Zhao Tingting, Low Brian, Shen Qiming, Wang Yukai, Hidalgo Delgado David, Chau K N Minh, Pang Zhiqiang, Li Xiaoxiao, Xia Jianguo, Li Xing-Fang, Huan Tao
Department of Chemistry, Faculty of Science, University of British Columbia, Vancouver Campus, 2036 Main Mall, Vancouver, British Columbia V6T 1Z1, Canada.
Division of Analytical and Environmental Toxicology, Department of Laboratory Medicine and Pathology, Faculty of Medicine and Dentistry, University of Alberta, Edmonton, Alberta T6G 2G3, Canada.
Anal Chem. 2025 Jun 3;97(21):11099-11109. doi: 10.1021/acs.analchem.5c00503. Epub 2025 May 22.
Over 70% of organic halogens, representing chlorine- and bromine-containing disinfection byproducts (Cl-/Br-DBPs), remain unidentified after 50 years of research. This work introduces a streamlined and cloud-based exposomics workflow that integrates high-resolution mass spectrometry (HRMS) analysis, multistage machine learning, and cloud computing for efficient analysis and characterization of Cl-/Br-DBPs. In particular, the multistage machine learning structure employs progressively different heavy isotopic peaks at each layer and capture the distinct isotopic characteristics of nonhalogenated compounds and Cl-/Br-compounds at different halogenation levels. This innovative approach enables the recognition of 22 types of Cl-/Br-compounds with up to 6 Br and 8 Cl atoms.

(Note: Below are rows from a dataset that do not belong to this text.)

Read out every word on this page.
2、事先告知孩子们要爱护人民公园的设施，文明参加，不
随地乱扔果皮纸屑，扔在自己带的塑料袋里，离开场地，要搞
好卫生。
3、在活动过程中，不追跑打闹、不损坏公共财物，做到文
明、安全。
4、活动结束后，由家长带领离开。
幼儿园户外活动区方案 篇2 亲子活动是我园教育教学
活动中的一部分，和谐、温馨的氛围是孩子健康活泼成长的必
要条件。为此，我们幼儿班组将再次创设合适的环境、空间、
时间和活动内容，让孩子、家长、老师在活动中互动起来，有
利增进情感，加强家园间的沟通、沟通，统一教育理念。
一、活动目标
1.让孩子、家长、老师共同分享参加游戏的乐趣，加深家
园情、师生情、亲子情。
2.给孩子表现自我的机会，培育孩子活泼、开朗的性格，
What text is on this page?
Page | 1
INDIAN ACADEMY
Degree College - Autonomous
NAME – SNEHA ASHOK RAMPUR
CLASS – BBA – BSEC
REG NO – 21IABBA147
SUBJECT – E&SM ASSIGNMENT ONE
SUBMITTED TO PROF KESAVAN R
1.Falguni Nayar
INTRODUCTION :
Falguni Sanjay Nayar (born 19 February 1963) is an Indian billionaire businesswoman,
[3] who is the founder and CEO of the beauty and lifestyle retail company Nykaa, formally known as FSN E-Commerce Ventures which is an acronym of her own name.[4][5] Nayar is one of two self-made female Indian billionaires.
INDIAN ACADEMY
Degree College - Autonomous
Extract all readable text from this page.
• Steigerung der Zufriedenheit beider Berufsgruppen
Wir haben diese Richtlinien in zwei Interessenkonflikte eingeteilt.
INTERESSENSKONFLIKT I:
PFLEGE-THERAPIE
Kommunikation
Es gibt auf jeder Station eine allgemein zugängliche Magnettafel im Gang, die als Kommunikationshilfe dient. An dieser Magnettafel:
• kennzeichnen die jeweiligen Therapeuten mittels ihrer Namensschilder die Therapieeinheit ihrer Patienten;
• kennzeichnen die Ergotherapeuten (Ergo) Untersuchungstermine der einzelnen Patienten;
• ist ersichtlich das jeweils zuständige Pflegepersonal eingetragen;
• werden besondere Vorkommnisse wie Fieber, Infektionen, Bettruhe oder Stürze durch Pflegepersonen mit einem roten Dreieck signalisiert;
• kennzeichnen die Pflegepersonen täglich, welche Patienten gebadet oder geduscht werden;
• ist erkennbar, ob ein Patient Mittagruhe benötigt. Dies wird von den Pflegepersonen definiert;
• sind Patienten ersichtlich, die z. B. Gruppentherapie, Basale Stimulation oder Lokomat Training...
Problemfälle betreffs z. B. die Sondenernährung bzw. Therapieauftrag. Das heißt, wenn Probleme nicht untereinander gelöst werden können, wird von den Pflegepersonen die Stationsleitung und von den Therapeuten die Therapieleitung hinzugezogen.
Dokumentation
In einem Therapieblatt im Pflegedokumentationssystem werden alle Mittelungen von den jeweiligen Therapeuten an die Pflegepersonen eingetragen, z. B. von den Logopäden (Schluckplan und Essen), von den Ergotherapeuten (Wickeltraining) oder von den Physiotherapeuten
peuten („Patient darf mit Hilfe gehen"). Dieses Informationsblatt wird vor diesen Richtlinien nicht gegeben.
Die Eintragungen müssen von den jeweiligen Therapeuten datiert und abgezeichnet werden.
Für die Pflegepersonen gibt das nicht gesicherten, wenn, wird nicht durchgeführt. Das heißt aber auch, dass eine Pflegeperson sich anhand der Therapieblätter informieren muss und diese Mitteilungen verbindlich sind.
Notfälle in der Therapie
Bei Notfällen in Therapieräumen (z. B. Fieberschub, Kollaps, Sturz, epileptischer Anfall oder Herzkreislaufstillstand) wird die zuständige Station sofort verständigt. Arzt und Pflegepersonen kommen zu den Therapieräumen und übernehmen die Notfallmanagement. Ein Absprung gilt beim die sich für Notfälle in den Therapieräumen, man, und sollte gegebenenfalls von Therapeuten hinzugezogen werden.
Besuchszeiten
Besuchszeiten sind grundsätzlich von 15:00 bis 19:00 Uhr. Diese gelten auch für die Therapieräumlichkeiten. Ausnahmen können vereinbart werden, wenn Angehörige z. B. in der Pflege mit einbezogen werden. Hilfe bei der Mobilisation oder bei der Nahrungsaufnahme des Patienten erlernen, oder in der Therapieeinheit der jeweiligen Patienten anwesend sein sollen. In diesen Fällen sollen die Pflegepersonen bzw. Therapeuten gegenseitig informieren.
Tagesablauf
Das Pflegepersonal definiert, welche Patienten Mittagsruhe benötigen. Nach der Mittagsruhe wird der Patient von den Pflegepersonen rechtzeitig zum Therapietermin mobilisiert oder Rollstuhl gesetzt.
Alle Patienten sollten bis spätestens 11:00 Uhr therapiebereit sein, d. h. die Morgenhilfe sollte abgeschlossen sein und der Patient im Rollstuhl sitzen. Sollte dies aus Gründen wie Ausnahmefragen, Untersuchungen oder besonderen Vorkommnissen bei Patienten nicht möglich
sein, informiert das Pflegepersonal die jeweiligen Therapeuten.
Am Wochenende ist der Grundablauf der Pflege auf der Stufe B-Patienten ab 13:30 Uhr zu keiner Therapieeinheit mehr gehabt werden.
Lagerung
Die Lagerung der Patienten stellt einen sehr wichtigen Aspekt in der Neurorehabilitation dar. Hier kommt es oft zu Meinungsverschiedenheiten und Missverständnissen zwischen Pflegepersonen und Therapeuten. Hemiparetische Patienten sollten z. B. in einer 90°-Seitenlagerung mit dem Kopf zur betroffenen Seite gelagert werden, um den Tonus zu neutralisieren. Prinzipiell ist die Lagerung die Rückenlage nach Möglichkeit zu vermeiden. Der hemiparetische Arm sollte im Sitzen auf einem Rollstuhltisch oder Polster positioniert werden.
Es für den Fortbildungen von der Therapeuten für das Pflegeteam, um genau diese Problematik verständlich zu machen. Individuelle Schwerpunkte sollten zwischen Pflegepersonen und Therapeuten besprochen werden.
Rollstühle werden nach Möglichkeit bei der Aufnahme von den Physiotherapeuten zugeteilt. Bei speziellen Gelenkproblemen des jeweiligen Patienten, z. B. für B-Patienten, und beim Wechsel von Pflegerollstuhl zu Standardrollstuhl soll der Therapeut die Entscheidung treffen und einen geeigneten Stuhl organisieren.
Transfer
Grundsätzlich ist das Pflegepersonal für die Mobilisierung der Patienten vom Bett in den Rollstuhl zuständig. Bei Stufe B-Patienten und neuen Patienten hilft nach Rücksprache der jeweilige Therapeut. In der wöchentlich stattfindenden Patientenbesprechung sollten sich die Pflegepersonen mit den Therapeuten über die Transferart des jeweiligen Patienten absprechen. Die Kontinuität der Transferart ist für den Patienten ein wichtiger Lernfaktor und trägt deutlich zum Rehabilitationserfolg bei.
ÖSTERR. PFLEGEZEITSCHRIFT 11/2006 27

To address the data imbalance among different classes, particularly the limited number of heavily chlorinated and brominated compounds, data perturbation is performed to generate hypothetical/synthetic molecular formulas containing multiple Cl and Br atoms, facilitating data augmentation. To further benefit the environmental chemistry community with limited computational experience and hardware access, above innovations are incorporated into HalogenFinder (http://www.halogenfinder.com/), a user-friendly, web-based platform for Cl-/Br-compound characterization, with statistical analysis support via MetaboAnalyst. In the benchmarking, HalogenFinder outperformed two established tools, achieving a higher recognition rate for 277 authentic Cl-/Br-compounds and uniquely identifying the number of Cl/Br atoms. In laboratory tests of DBP mixtures, it identified 72 Cl-/Br-DBPs with proposed structures, of which eight were confirmed with chemical standards. A retrospective analysis of 2022 finished water HRMS data revealed insightful temporal trends in Cl-DBP features. These results demonstrate HalogenFinder's effectiveness in advancing Cl-/Br-compound identification for environmental science and exposomics.
经过50年的研究,超过70%的有机卤素(代表含氯和含溴消毒副产物,即Cl-/Br-DBPs)仍未被识别。这项工作引入了一种简化的基于云的暴露组学工作流程,该流程集成了高分辨率质谱(HRMS)分析、多阶段机器学习和云计算,以高效分析和表征Cl-/Br-DBPs。特别是,多阶段机器学习结构在每一层采用逐渐不同的重同位素峰,并捕捉不同卤化水平下非卤代化合物和Cl-/Br-化合物的独特同位素特征。这种创新方法能够识别出多达6个溴原子和8个氯原子的22种Cl-/Br-化合物。为了解决不同类别之间的数据不平衡问题,特别是重度氯化和溴化化合物数量有限的问题,进行数据扰动以生成包含多个氯和溴原子的假设/合成分子式,促进数据增强。为了让计算经验有限且硬件访问受限的环境化学领域的研究人员也能从中受益,上述创新被整合到HalogenFinder(http://www.halogenfinder.com/)中,这是一个用户友好的基于网络的Cl-/Br-化合物表征平台,并通过MetaboAnalyst提供统计分析支持。在基准测试中,HalogenFinder的表现优于两个已有的工具,对277种真实的Cl-/Br-化合物实现了更高的识别率,并唯一确定了氯/溴原子的数量。在DBP混合物的实验室测试中,它识别出了72种具有提议结构的Cl-/Br-DBPs,其中8种通过化学标准得到了确认。对2022年成品水HRMS数据的回顾性分析揭示了Cl-DBP特征中富有洞察力的时间趋势。这些结果证明了HalogenFinder在推进环境科学和暴露组学中Cl-/Br-化合物识别方面的有效性。